Sometimes I see them right up against the sky
she can make them touch that blue.

One day I will have gathered them all;
she will let me skate beside her
take her hands
show her how to spin.

 

 

Sue Finch lives with her wife in North Wales. She likes all kinds of coasts, peculiar things and the scent of ice-cream freezers.
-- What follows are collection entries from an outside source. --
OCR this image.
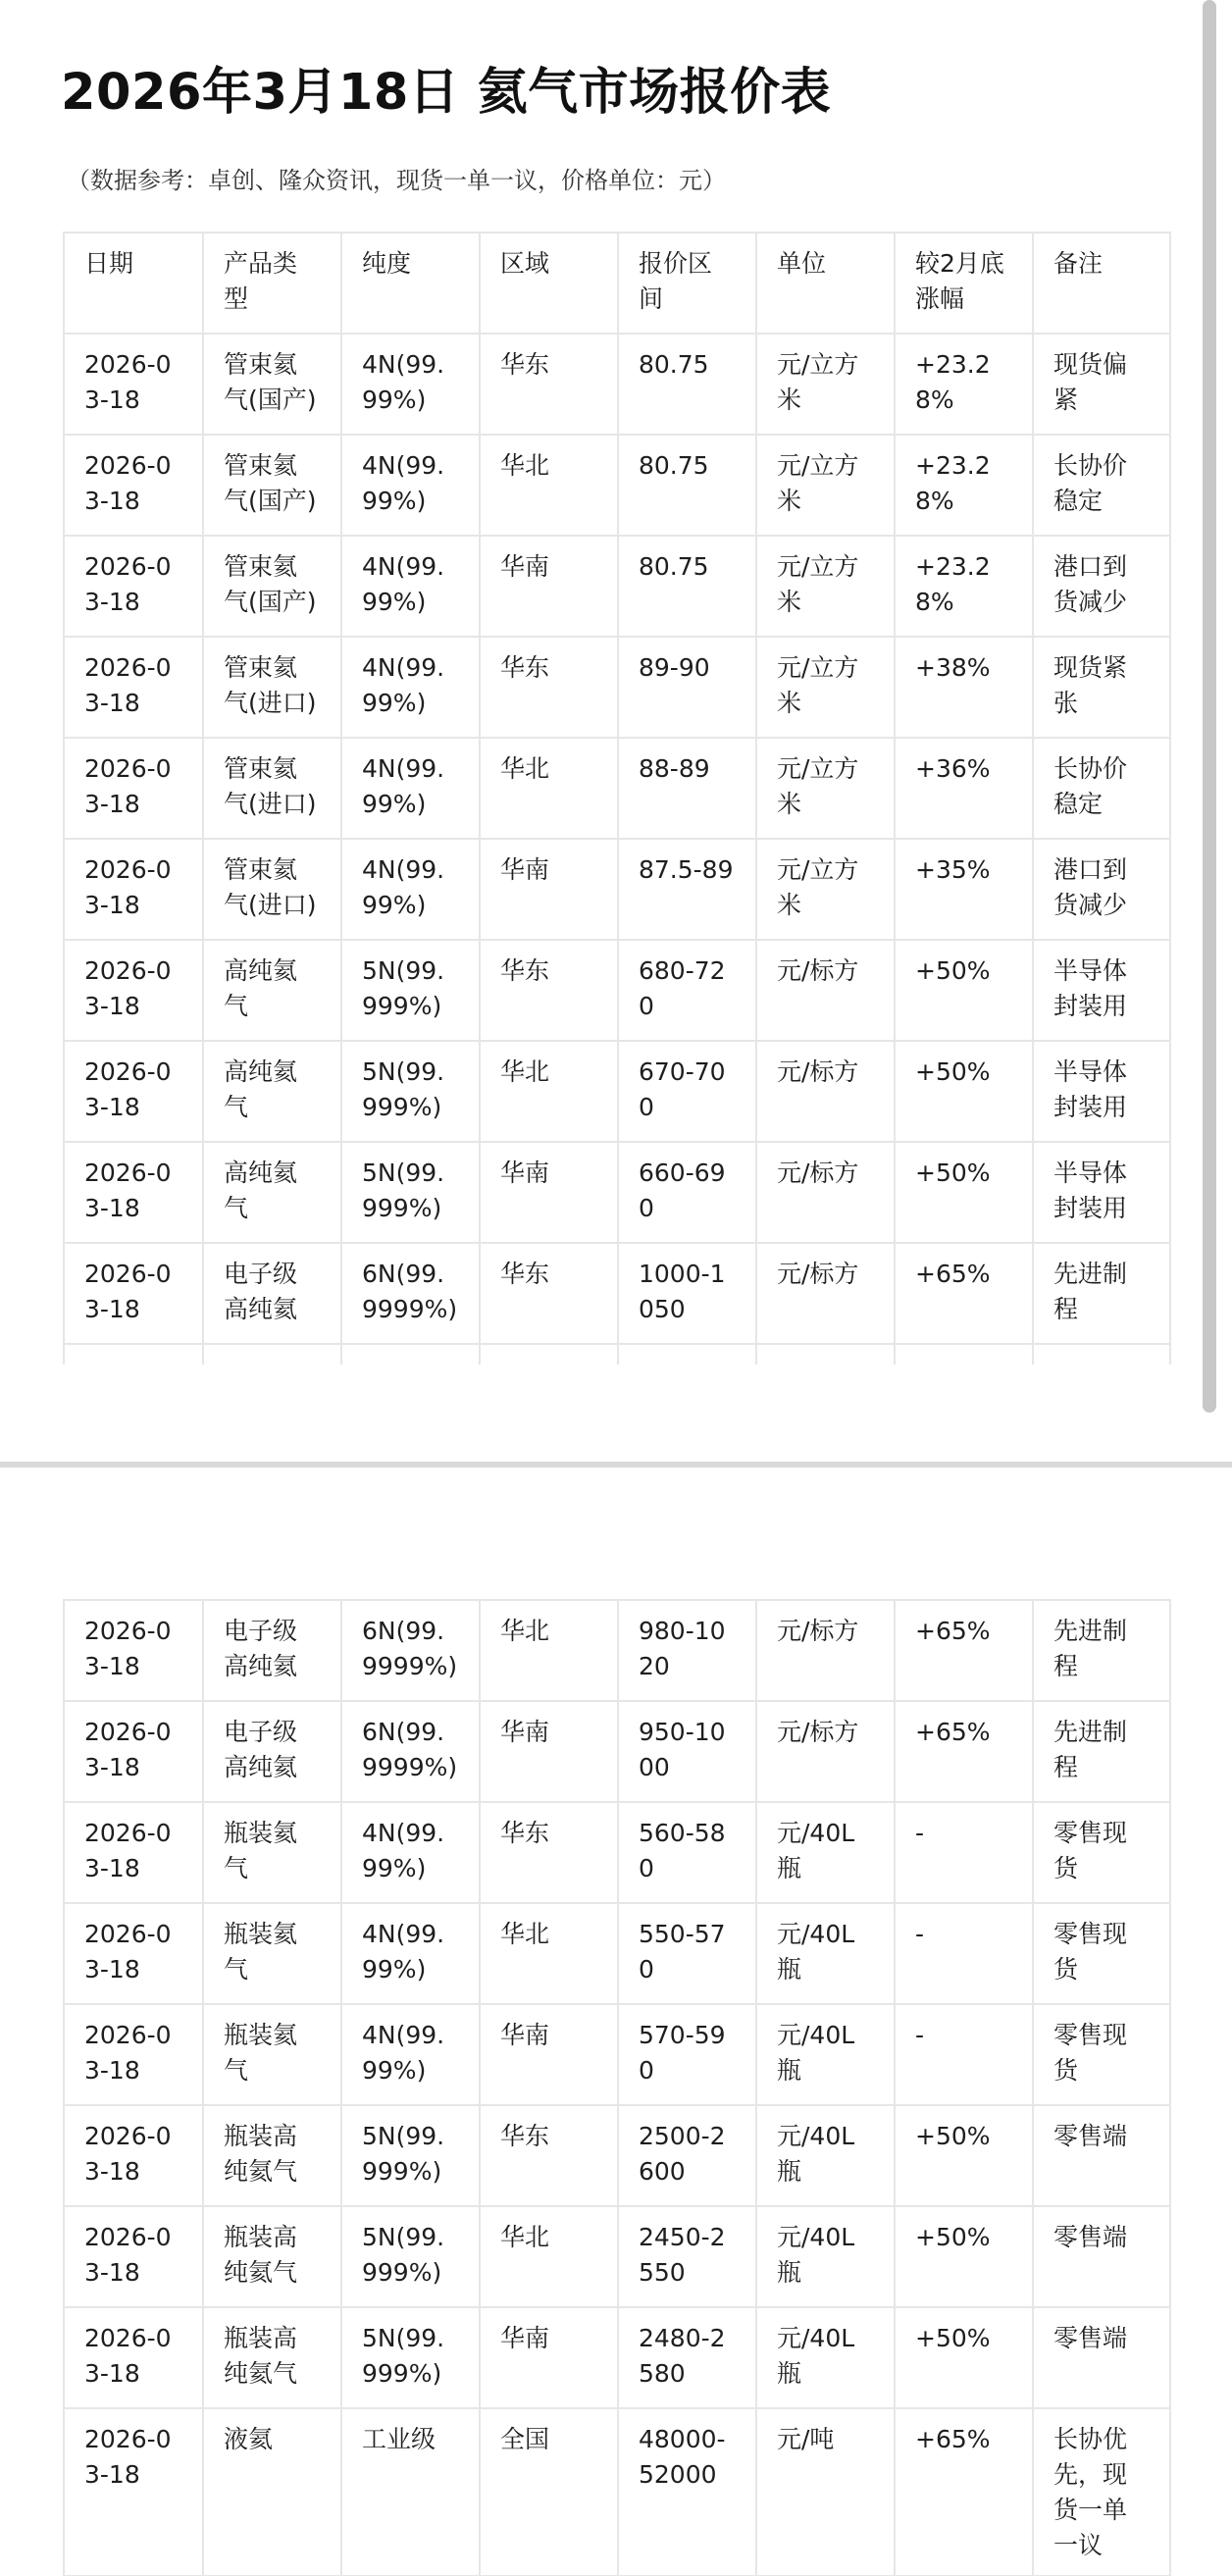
2026年3月18日 氦气市场报价表

（数据参考：卓创、隆众资讯，现货一单一议，价格单位：元）

日期	产品类型	纯度	区域	报价区间	单位	较2月底涨幅	备注
2026-03-18	管束氦气(国产)	4N(99.99%)	华东	80.75	元/立方米	+23.28%	现货偏紧
2026-03-18	管束氦气(国产)	4N(99.99%)	华北	80.75	元/立方米	+23.28%	长协价稳定
2026-03-18	管束氦气(国产)	4N(99.99%)	华南	80.75	元/立方米	+23.28%	港口到货减少
2026-03-18	管束氦气(进口)	4N(99.99%)	华东	89-90	元/立方米	+38%	现货紧张
2026-03-18	管束氦气(进口)	4N(99.99%)	华北	88-89	元/立方米	+36%	长协价稳定
2026-03-18	管束氦气(进口)	4N(99.99%)	华南	87.5-89	元/立方米	+35%	港口到货减少
2026-03-18	高纯氦气	5N(99.999%)	华东	680-720	元/标方	+50%	半导体封装用
2026-03-18	高纯氦气	5N(99.999%)	华北	670-700	元/标方	+50%	半导体封装用
2026-03-18	高纯氦气	5N(99.999%)	华南	660-690	元/标方	+50%	半导体封装用
2026-03-18	电子级高纯氦	6N(99.9999%)	华东	1000-1050	元/标方	+65%	先进制程

2026-03-18	电子级高纯氦	6N(99.9999%)	华北	980-1020	元/标方	+65%	先进制程
2026-03-18	电子级高纯氦	6N(99.9999%)	华南	950-1000	元/标方	+65%	先进制程
2026-03-18	瓶装氦气	4N(99.99%)	华东	560-580	元/40L瓶	-	零售现货
2026-03-18	瓶装氦气	4N(99.99%)	华北	550-570	元/40L瓶	-	零售现货
2026-03-18	瓶装氦气	4N(99.99%)	华南	570-590	元/40L瓶	-	零售现货
2026-03-18	瓶装高纯氦气	5N(99.999%)	华东	2500-2600	元/40L瓶	+50%	零售端
2026-03-18	瓶装高纯氦气	5N(99.999%)	华北	2450-2550	元/40L瓶	+50%	零售端
2026-03-18	瓶装高纯氦气	5N(99.999%)	华南	2480-2580	元/40L瓶	+50%	零售端
2026-03-18	液氦	工业级	全国	48000-52000	元/吨	+65%	长协优先，现货一单一议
Her first collection Magnifying Glass was published in Autumn 2020 with Black Eyes Publishing UK. Twitter link: @soopoftheday

 

 

 

Geese

Observing the stars,
the way the moss grows
at night,
you have something more to say, but
out of the crevices of evening
over the house spreads
the goose fanfare
circling the heavy sky
and all around us, all around
in the tumbling darkness
believe me when I say
for all we love
hesitatingly
with our muddled hopes
they are singing
of everything we are reaching out for.

 

 

 

 

Sam Garvan has work published in anthologies and journals including, most recently, Acumen, Impossible Archetype, Black Bough, Thorax, and Interpreter’s House. He has a Ph.D. from London University and works for a London beekeeper.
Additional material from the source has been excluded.